Le protesi all’avanguardia possono aiutare le persone con amputazioni a raggiungere un’andatura naturale, ma non danno all’utente il pieno controllo neurale sull’arto. Invece, si basano su sensori e controller robotici che muovono l’arto utilizzando algoritmi di andatura predefiniti.
Una protesi guidata dal sistema nervoso
Utilizzando un nuovo tipo di intervento chirurgico e un’interfaccia neuroprotesica, i ricercatori del MIT, in collaborazione con i colleghi del Brigham and Women’s Hospital, hanno dimostrato che è possibile ottenere un’andatura naturale utilizzando una protesi completamente guidata dal sistema nervoso del corpo.
La procedura di amputazione chirurgica ricollega i muscoli nell’arto residuo, il che consente ai pazienti di ricevere un feedback “propriocettivo” sulla posizione del loro arto protesico nello spazio.
In uno studio su sette pazienti sottoposti a questo intervento, il team del MIT ha scoperto che, grazie all’innovativa protesi, erano in grado di camminare più velocemente, evitare gli ostacoli e salire le scale in modo molto più naturale rispetto alle persone con un’amputazione tradizionale.
La ricerca
“Questo è il primo studio protesico della storia che mostra una protesi di gamba sotto piena modulazione neurale, dove emerge un’andatura biomimetica.
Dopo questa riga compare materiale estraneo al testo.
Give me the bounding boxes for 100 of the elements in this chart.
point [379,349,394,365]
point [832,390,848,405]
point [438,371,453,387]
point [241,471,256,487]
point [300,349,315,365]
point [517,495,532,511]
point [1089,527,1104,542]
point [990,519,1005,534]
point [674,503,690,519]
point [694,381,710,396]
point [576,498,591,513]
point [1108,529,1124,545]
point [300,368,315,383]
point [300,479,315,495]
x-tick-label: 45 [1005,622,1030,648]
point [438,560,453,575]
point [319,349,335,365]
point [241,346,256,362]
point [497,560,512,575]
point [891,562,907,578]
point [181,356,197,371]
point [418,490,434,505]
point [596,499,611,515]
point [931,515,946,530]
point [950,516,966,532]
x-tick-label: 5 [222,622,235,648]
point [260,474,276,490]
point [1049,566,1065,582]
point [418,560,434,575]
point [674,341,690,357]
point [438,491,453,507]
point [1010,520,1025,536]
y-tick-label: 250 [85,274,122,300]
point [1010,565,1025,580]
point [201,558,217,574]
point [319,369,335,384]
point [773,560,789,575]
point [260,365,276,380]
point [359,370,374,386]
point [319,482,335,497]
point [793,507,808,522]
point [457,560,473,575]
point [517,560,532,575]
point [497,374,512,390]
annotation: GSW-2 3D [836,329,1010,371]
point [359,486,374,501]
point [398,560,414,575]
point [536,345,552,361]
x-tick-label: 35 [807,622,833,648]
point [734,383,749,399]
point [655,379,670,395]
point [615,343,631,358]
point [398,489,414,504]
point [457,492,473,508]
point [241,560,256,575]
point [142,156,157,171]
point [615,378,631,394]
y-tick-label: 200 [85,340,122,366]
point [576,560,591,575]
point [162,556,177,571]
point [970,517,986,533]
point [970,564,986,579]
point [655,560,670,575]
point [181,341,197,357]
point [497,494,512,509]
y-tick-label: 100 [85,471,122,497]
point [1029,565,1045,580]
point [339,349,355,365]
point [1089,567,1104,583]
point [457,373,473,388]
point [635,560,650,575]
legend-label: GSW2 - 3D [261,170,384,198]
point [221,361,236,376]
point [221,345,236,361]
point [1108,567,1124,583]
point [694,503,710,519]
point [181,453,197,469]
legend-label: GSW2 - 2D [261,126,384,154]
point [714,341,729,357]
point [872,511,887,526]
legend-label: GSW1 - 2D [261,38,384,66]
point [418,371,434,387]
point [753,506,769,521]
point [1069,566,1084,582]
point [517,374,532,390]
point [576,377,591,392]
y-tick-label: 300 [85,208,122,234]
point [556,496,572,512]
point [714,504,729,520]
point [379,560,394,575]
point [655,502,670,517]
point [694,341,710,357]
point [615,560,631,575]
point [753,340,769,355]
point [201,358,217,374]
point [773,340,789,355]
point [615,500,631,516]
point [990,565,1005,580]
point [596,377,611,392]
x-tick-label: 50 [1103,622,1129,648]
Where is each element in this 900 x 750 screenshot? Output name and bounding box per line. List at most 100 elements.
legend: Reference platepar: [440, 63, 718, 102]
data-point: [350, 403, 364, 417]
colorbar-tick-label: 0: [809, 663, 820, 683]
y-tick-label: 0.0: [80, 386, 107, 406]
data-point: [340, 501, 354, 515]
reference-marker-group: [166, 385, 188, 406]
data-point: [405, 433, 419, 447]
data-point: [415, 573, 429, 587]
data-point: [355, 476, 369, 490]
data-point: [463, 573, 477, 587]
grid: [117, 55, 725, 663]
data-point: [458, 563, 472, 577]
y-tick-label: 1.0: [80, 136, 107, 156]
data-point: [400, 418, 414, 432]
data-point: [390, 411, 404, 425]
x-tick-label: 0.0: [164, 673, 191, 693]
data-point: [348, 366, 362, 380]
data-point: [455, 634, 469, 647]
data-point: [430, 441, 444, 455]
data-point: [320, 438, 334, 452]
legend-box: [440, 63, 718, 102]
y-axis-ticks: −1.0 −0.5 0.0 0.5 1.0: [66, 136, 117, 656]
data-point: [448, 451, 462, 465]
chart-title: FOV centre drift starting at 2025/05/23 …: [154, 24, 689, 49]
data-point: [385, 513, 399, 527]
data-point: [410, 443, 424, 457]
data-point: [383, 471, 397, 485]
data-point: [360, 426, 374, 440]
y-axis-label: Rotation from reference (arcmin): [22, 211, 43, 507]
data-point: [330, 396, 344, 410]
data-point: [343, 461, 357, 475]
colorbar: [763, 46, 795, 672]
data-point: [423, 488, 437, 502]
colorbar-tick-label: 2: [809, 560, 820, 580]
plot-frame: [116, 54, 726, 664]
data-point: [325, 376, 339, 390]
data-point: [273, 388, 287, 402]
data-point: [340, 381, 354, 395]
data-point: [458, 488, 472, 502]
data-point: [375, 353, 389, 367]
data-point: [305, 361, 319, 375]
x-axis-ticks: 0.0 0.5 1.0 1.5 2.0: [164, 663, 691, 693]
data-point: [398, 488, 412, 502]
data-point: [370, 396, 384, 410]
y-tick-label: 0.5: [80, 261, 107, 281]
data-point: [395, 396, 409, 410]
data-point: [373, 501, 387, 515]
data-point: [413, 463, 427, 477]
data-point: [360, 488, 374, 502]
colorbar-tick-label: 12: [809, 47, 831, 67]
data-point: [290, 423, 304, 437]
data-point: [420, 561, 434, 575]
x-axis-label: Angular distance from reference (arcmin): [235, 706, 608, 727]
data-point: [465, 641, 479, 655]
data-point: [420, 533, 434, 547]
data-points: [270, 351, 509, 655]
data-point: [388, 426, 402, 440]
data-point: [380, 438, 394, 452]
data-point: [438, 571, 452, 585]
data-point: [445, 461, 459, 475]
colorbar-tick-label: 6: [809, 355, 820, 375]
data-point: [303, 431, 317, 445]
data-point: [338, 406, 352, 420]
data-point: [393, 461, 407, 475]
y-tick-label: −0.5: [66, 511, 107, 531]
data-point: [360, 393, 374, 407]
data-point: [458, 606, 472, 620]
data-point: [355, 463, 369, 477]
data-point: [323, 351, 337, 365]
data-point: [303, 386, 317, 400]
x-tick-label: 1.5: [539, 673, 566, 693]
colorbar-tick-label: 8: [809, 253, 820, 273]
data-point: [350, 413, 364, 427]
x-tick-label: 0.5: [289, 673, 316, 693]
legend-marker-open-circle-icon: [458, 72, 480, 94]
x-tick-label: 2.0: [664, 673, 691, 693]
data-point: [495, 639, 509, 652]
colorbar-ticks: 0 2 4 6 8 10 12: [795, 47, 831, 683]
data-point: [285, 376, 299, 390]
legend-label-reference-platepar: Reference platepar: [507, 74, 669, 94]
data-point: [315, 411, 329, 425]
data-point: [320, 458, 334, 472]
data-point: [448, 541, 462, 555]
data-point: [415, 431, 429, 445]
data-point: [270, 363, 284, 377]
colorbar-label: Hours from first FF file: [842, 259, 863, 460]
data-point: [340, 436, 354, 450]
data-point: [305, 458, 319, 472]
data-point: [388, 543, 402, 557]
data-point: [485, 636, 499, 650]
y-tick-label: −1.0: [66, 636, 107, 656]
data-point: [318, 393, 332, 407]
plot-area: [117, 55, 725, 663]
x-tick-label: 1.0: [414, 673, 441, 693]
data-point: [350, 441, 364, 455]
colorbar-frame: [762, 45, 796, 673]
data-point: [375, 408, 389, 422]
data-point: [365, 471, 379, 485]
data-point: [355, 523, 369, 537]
Nessuno è stato in grado di mostrare questo livello di controllo cerebrale che produce un’andatura naturale, dove il sistema nervoso umano controlla il movimento, non un algoritmo di controllo robotico“, ha spiegato Hugh Herr, Professore di arti e scienze dei media, co-direttore del K. Lisa Yang Center for Bionics al MIT, membro associato del McGovern Institute for Brain Research del MIT e autore senior della nuova ricerca.
I pazienti hanno anche sperimentato meno dolore e meno atrofia muscolare dopo questo intervento, noto come interfaccia mioneurale agonista-antagonista (AMI). Finora, circa 60 pazienti in tutto il mondo hanno ricevuto questo tipo di intervento, che può essere eseguito anche su persone con amputazioni del braccio.
Hyungeun Song, ricercatore presso il Media Lab del MIT, è l’ autore principale dello studio, pubblicato su Nature Medicine.
La maggior parte dei movimenti degli arti è controllata da coppie di muscoli che si allungano e si contraggono a turno. Durante un’amputazione tradizionale sotto il ginocchio, le interazioni di queste coppie di muscoli vengono interrotte. Questo rende molto difficile per il sistema nervoso percepire la posizione di un muscolo e la velocità con cui si contrae, informazioni sensoriali che sono fondamentali per il cervello per decidere come muovere l’arto.
Le persone con questo tipo di amputazione potrebbero avere difficoltà a controllare la loro protesi perché non riescono a percepire con precisione dove si trova l’arto nello spazio. Invece, si affidano a controller robotici integrati nella protesi stessa. Questi dispositivi includono anche sensori che possono rilevare e adattarsi a pendenze e ostacoli.
Per cercare di aiutare le persone a raggiungere un’andatura naturale sotto il pieno controllo del sistema nervoso, Herr e i suoi colleghi hanno iniziato a sviluppare l’intervento chirurgico AMI diversi anni fa. Invece di recidere le interazioni muscolari agonista-antagonista naturali, hanno collegato le due estremità dei muscoli in modo che continuino a comunicare dinamicamente tra loro all’interno dell’arto residuo.
Questo intervento chirurgico può essere eseguito durante un’amputazione primaria, oppure i muscoli possono essere ricollegati dopo l’amputazione iniziale come parte di una procedura di revisione.
“Con la procedura di amputazione AMI, nella misura più ampia possibile, cerchiamo di collegare gli agonisti nativi agli antagonisti nativi in modo fisiologico, in modo che dopo l’amputazione, una persona possa muovere la protesi completa con livelli fisiologici di propriocezione e ampiezza di movimento“, ha aggiunto Herr.
Conclusioni
“Questo lavoro rappresenta un ulteriore passo avanti nel dimostrare cosa è possibile in termini di ripristino della funzionalità nei pazienti che soffrono di gravi lesioni agli arti. È attraverso lavori collaborativi come questo che siamo in grado di fare progressi trasformativi nell’assistenza ai pazienti“, ha dichiarato Matthew Carty, chirurgo presso il Brigham and Women’s Hospital e Professore associato presso la Harvard Medical School e autore dello studio.
Consentire il controllo neurale della protesi da parte della persona che utilizza l’arto è un passo avanti verso l’obiettivo del laboratorio di Herr di “ricostruire i corpi umani”, anziché far sì che le persone si affidino a controllori e sensori robotici sempre più sofisticati, strumenti potenti ma che non sembrano parte del corpo dell’utente.